In a career retrospective called "Heavyweight Champion," which opens Saturday at the Santa Monica Museum of Art, viewers can take full stock of an artist who looms large wherever he goes.

"I think about my size a lot, moving through the world being tall and overweight," Kersels said during a conversation at the museum Monday. "I sometimes feel like I'm out of sync with the culture. I use that feeling in my work, but I don't want it to be finger-pointing -- like everyone's so mean to me or, you know, fat people have feelings too."

He added: "I put it out there with an open-ended statement, like a question. It just is."

Upbeat and unsentimental, Kersels' artwork draws you in with its playfulness and lack of pretension. The current show, which originated last year at the Tang Museum at Skidmore College in upstate New York, is the artist's first museum retrospective and represents the culmination of more than 20 years of work.
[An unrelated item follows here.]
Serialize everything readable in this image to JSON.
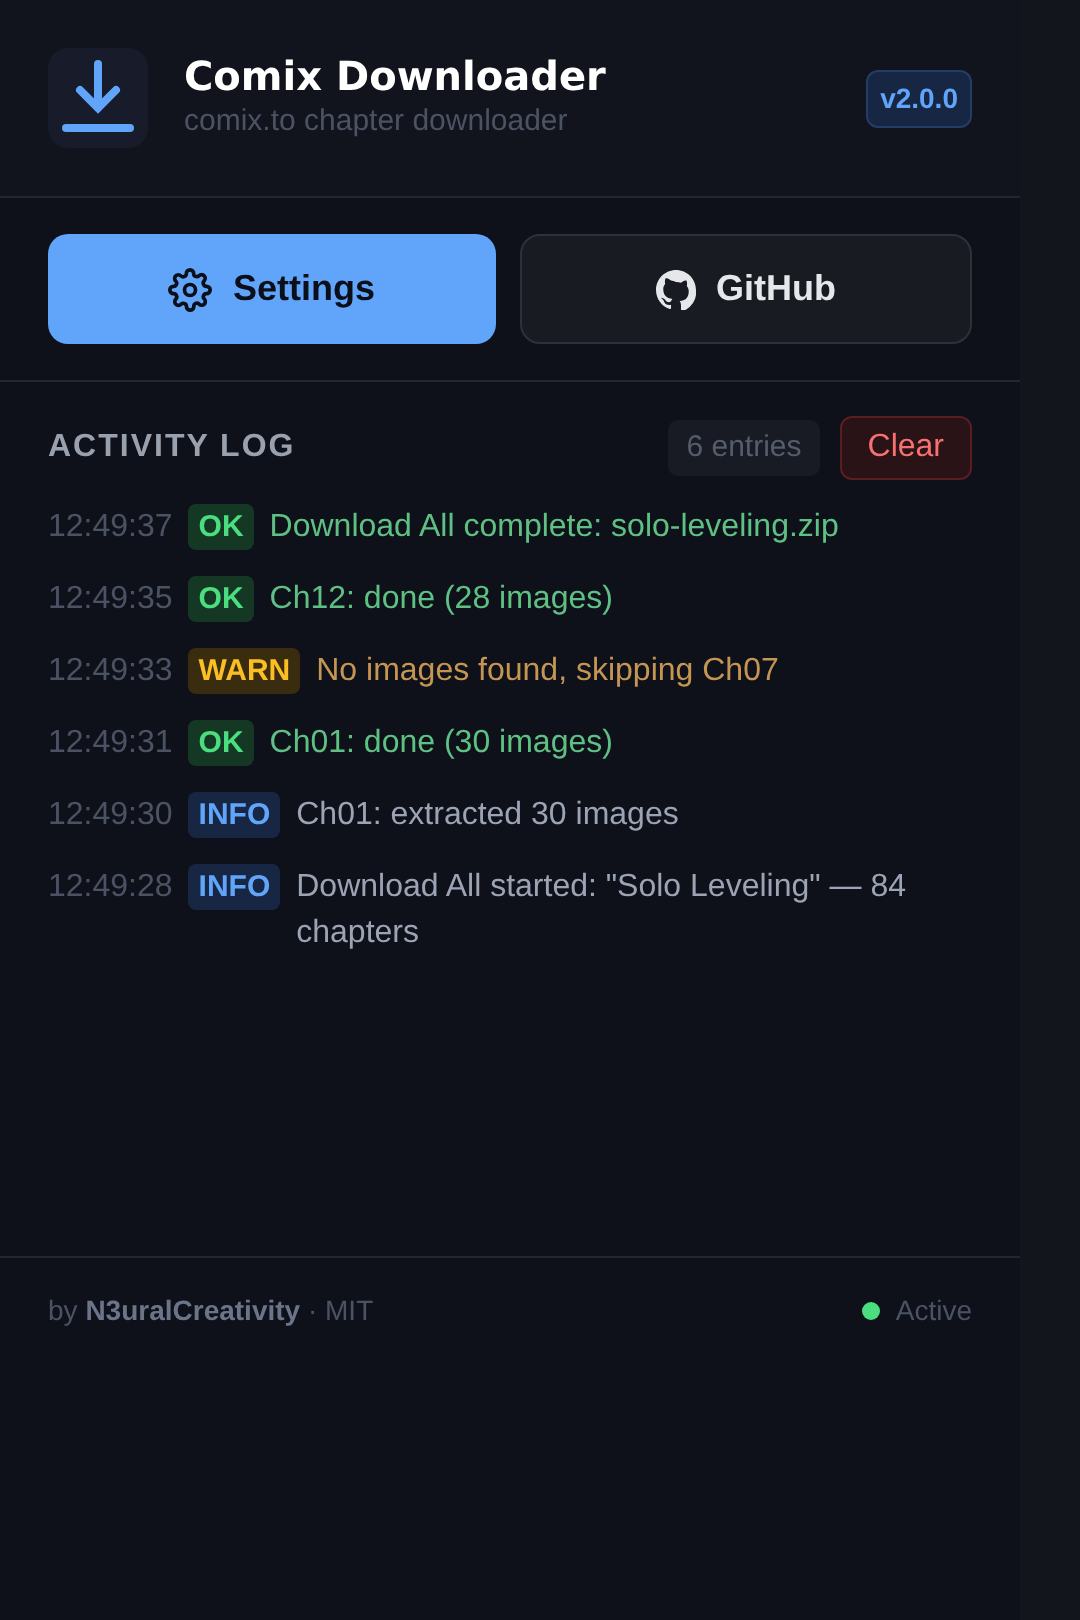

A Southern California native who grew up in Playa del Rey, Kersels started his career in the 1980s as a member of the performance art group Shrimps. He subsequently branched out into sculpture and assemblage, taking inspiration from his instructor and sometime mentor Chris Burden. But Kersels' work has always retained a performance-art subtext.

In perhaps his most recognizable images, the artist shows himself lifting a group of friends and throwing them individually through the air. The photographic series, which suggests a highbrow version of "Jackass," also depicts him hurling himself down a flight of stairs and falling on his face on a city sidewalk.

"I do get bruises and scratches," he explained. "But we try to do it in a smart way. There is some stagecraft involved -- it's all about the physics of movement and, in a way, it's a dance."

Kersels said the worst injury he has sustained was a badly cut arm during the making of his photographic series "Pink Constellation," in which the contents of a room collapse on him.